Govs. John Kasich of Ohio, Rick Snyder of Michigan, Brian Sandoval of Nevada and Asa Hutchinson of Arkansas said Thursday in a letter that the beleaguered legislation "provides almost no new flexibility for states," fails to ensure enough resources to protect vulnerable residents, and shifts significant new costs to states.
A copy of the letter to Senate Majority Leader Mitch McConnell and House Speaker Paul Ryan was provided to The Associated Press.
Instead, the governors are presenting their own proposal, which tracks with a plan GOP governors developed earlier this year. Like the House plan, it calls for fundamental changes to Medicaid, but states would have many more options.
Rank-and-file Republicans want tax credits in their party's troubled health care overhaul to become more focused on lower earners.
The GOP-run House Budget Committee voted Thursday to advance the bill erasing much of former President Barack Obama's health law.
The panel voted to urge Republican leaders to allow House floor amendments tightening Medicaid spending more than the bill does. But it also backed a proposal by California GOP Rep. Tom McClintock to aim the measure's tax credits at "the population they are intended to serve."
Right now the credits begin phasing out for people earning $75,000. McClintock called that a "glaring defect" and predicted that without a change, the Senate would reject the measure.
The proposals could foretell changes GOP leaders will seek to win House passage of the bill.
House Speaker Paul Ryan says President Donald Trump is deeply involved in efforts to scrap Barack Obama's Affordable Care Act and helping GOP leaders persuade reluctant lawmakers.
Speaking to reporters on Thursday, Ryan insisted that he and the White House are working together on the issue, dismissing reports that the two are at odds.

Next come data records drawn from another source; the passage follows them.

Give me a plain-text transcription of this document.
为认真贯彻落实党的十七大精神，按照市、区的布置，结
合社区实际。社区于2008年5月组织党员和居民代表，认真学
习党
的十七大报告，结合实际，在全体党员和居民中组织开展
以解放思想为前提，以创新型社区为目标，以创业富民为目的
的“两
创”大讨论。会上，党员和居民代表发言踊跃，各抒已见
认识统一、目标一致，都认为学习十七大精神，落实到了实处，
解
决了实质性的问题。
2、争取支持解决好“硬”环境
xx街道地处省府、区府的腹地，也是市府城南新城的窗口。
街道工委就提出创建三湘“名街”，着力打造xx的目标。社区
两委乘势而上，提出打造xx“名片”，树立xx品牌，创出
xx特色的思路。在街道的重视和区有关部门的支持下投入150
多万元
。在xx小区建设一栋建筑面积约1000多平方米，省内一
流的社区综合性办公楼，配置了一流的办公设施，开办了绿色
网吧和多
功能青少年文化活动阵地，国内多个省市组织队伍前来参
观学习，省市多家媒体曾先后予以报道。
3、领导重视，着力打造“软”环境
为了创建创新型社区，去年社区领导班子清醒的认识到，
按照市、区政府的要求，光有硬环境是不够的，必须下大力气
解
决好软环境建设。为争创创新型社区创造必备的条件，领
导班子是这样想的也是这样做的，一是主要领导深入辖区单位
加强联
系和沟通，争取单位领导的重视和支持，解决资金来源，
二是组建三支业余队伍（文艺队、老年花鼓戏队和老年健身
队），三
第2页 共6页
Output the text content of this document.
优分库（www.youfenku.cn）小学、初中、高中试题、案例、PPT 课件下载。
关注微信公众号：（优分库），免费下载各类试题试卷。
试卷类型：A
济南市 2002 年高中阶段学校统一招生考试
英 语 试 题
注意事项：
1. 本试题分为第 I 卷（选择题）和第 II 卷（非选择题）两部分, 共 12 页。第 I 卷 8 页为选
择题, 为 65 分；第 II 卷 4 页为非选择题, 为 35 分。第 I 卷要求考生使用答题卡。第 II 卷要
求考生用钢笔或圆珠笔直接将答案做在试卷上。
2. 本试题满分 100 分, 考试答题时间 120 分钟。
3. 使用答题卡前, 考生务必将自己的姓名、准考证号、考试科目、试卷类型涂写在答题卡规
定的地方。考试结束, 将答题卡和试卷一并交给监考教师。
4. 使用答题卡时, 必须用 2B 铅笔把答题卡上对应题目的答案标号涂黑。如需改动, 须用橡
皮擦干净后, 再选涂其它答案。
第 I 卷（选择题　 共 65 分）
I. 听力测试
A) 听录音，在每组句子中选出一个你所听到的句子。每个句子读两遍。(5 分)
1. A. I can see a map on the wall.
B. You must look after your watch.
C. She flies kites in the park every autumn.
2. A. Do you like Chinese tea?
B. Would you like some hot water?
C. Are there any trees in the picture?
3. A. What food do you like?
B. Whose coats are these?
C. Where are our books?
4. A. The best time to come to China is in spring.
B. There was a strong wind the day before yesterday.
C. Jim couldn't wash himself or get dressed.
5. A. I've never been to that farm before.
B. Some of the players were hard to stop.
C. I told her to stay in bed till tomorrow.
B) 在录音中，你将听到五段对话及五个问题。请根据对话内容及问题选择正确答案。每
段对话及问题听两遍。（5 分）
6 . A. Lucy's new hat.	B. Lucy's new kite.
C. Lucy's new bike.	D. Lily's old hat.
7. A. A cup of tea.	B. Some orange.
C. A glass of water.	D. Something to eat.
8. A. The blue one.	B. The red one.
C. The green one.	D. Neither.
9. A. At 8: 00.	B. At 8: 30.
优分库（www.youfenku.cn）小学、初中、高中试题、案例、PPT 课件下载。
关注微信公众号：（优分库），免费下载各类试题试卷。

"No palace intrigue," Ryan said.
The Wisconsin Republican said the goal is to get a bill that can pass and the president is "making it easier and better for us" to pass their health care bill.
Republicans have been scrambling to salvage their bill after Congress' analysts said some 24 million would be shoved off insurance in the next decade under the GOP bill.
The House Budget Committee has voted to advance the troubled Republican health care bill.
Three conservative GOP lawmakers voted against the measure. That's one vote shy of what would have been needed to deal a damaging and embarrassing — but not fatal — setback to the party's showpiece legislation.
Even so, the tally underscored the challenge Republican leaders face in trying to round up votes for the measure. They hope to bring it to the full House next week.
The committee is planning to debate a slew of non-binding proposals suggesting changes in the measure. They may provide clues about the types of changes the legislation will need for it to win House approval.
All Democrats voted against the measure.